Is Matthew Tkachuk the most hated player in the NHL?
Drew Doughty certainly thinks so.
“I’m pretty sure he might be,” said the Kings defenceman in a one-on-one interview late Wednesday. “I have lots of friends on other teams and they don’t love him either. But whatever, that’s how he plays. All it does is fire guys up and guys take over games when that happens. Like tonight.”
Doughty’s comments came on the heels of another particularly heated battle between the two fervent foes Wednesday at the Saddledome, won 2-1 by Los Angeles in overtime.
After setting up Tanner Pearson’s winning goal, Doughty gave Calgary’s C of Red an angry Jagr Salute before ramming the glass and sharing some animated thoughts with fans who had been booing him all night. He then did a mic drop/stick toss towards the middle of the ice and purposefully departed the playing surface before shouting down the hall at Tkachuk as he approached the dressing room.

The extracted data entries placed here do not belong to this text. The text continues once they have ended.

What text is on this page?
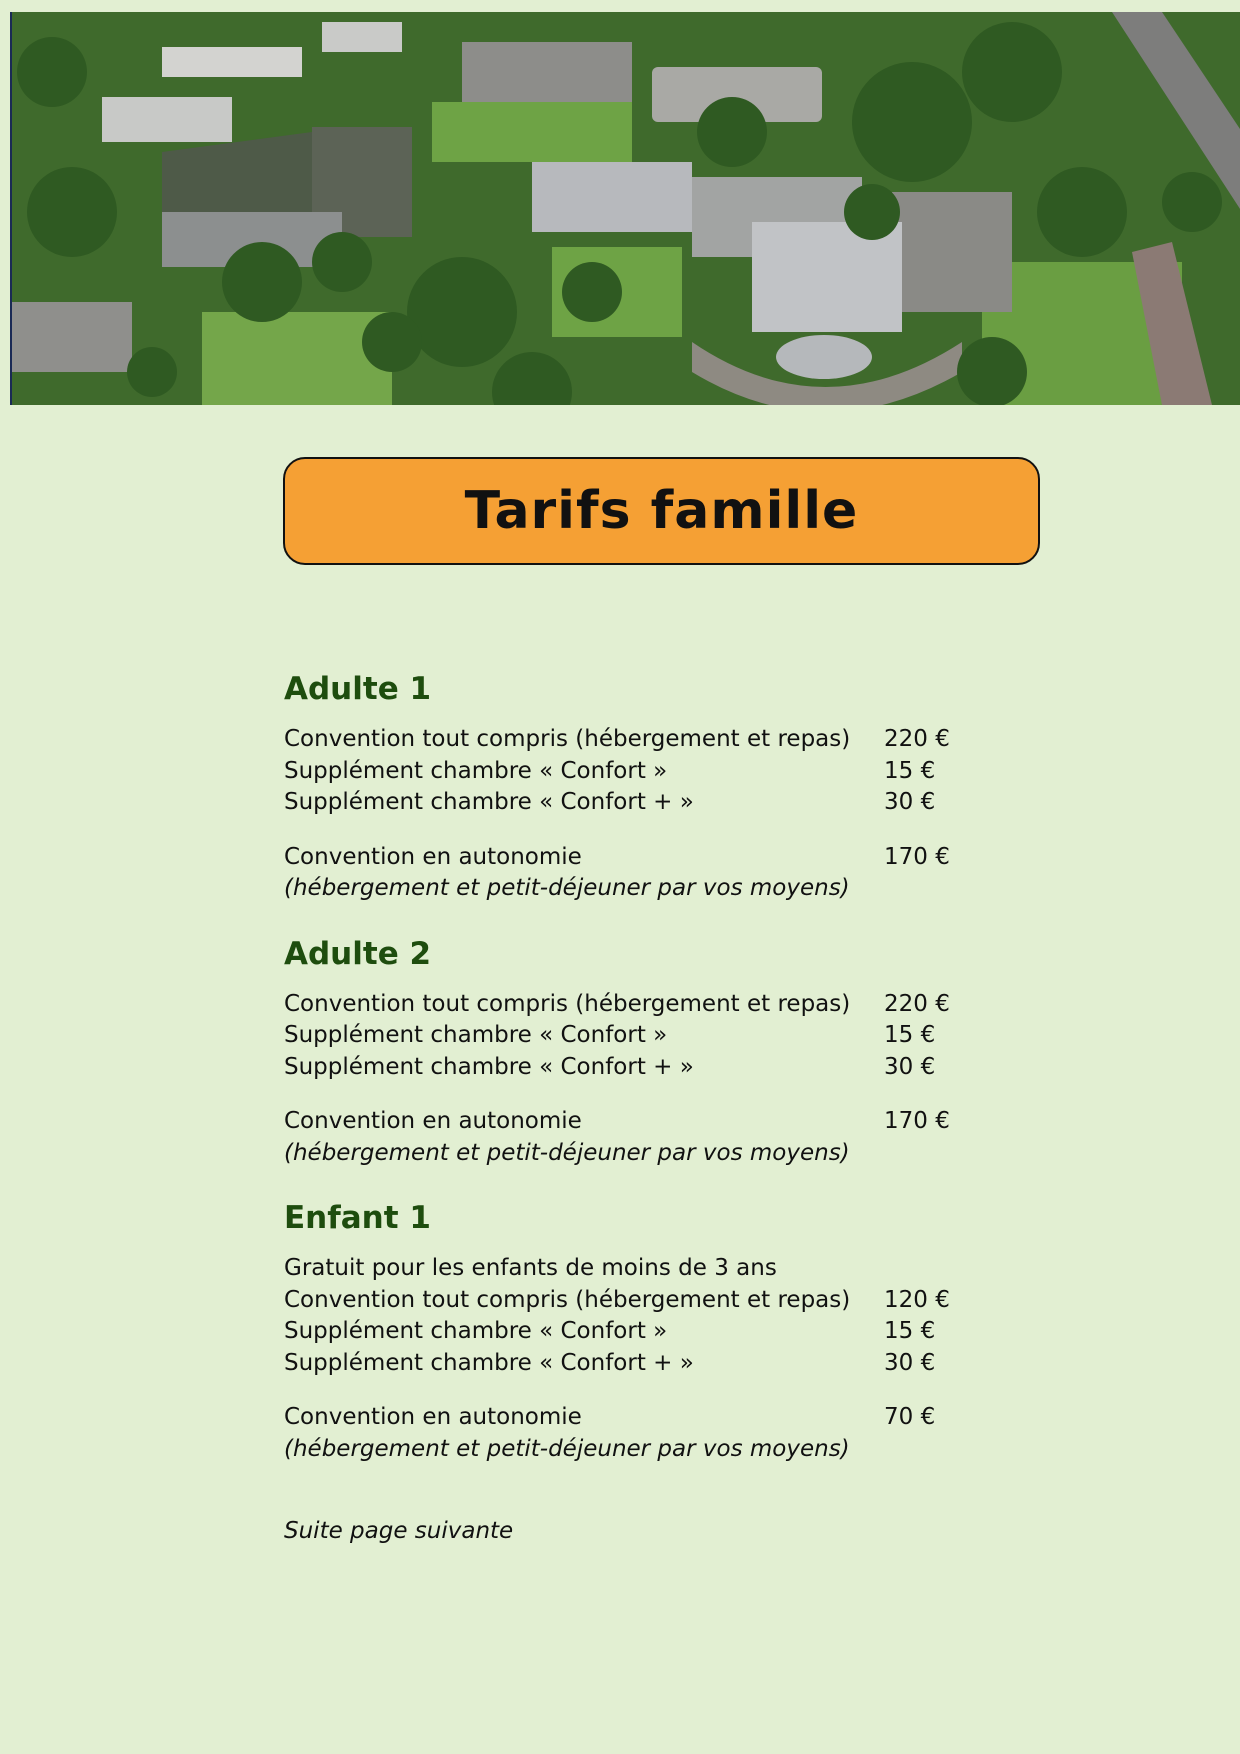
Tarifs famille
Adulte 1
Convention tout compris (hébergement et repas)	220 €
Supplément chambre « Confort »	15 €
Supplément chambre « Confort + »	30 €
Convention en autonomie	170 €
(hébergement et petit-déjeuner par vos moyens)
Adulte 2
Convention tout compris (hébergement et repas)	220 €
Supplément chambre « Confort »	15 €
Supplément chambre « Confort + »	30 €
Convention en autonomie	170 €
(hébergement et petit-déjeuner par vos moyens)
Enfant 1
Gratuit pour les enfants de moins de 3 ans
Convention tout compris (hébergement et repas)	120 €
Supplément chambre « Confort »	15 €
Supplément chambre « Confort + »	30 €
Convention en autonomie	70 €
(hébergement et petit-déjeuner par vos moyens)
Suite page suivante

All this following a contest in which Doughty was targeted once again by Tkachuk, who delights in taking every opportunity possible to get under the star defenceman’s skin.
Despite being visibly enraged throughout the evening, as he has been their past few meetings, Doughty refused to give Tkachuk the pleasure of acknowledging his perturbing presence.
“It’s not him that was pissing me off tonight – not one time was it him,” said Doughty, lying through his tooth.
“It was something else.”
After being whistled for tripping and roughing following another set of rough rides from Tkachuk, Doughty threw his stick in disgust as part of a night that had the feisty blue liner even more out of sorts than normal.
“(Tkachuk) brings out the best – and the worst – in him sometimes,” said Kings coach John Stevens of Doughty. “Drew is a great competitor and Tkachuk is too. (Tkachuk) plays hard and is an effective guy. I think it’s just important to understand he can get your passion ramped up but you’ve still got to find that line of discipline.”
The rivalry dates back to last March when Tkachuk’s egregious elbow to Doughty’s face prompted a two-game suspension.
“He’s a pretty dirty player, that kid,” said Doughty after that game.
“To be a rookie and play like that is a little surprising.”
Tkachuk poked the bear before their next meeting a few weeks later, saying he expected more from the veteran than to go whining to the media after the loss.
For his transgression, and comments, Tkachuk had to fight Brayden McNabb early in their next meeting before getting right back at Doughty the rest of the evening.
Whenever they play, Tkachuk takes every opportunity to pound away on Doughty, finishing every check with a series of pleasantries the duo never miss a chance to exchange.
Like Robert De Niro in Cape Fear, Tkachuk keeps haunting the Kings star, who clearly wants nothing to do with the super-pest.
Mere minutes into Wednesday’s game, Tkachuk and Doughty skated along the boards after a whistle before the latter was gently upended with an inconspicuous trip.
The veteran lay on the ice for several seconds with his hands in the air, shrugging as if to ask if the harassment would ever end.
It likely won’t, as Tkachuk has simply found the perfect target – a rare pinata that reacts exactly the way Tkachuk wants.
Later in the game Andy Andreoff took a run at Tkachuk that marked the 76th time in the past year-and-a-half the kid has drawn a penalty – the most in the NHL.
While flustered, Doughty shouldn’t be too flattered, as Tkachuk irritates indiscriminately around the league. Thus, discussions on whether he’s the league’s most hated.
“I don’t think so,” said Tkachuk, 20, when asked if he now held a crown previously worn by the likes of Alex Burrows, Matt Cooke, Corey Perry, Brad Marchand and Ryan Kesler of late.
“I don’t think about it and I don’t think guys around the league think about it either. I think you just want to be known as a guy who plays the game hard and is part of a winning team.”
Mission accomplished for the sixth pick overall in 2016, who has a career-high 14 goals already (along with 18 assists) and has been the biggest force on Mikael Backlund’s 3M Line most of the season as one of the more complete young players in the game today.
His edge only makes him that much more effective.
“To a certain extent, but I just can’t be running around doing stupid stuff,” said Tkachuk, who should be flattered to be in a conversation comparing him to perennial scoring leaders like Perry and Marchand.
“Corey Perry and Marchand have done a lot in their career – they’ve won Cups and been able to produce offensively and that’s what I look up to, the way they play the game from an offensive standpoint first and foremost.”
Does he think Doughty would label him the lord of being loathed?
“Probably not,” said Tkachuk, who still lags 2,072 penalty minutes behind his father Keith.
“I’m sure he’s played against a lot worse.”
As far as Doughty is concerned, no one else comes to mind.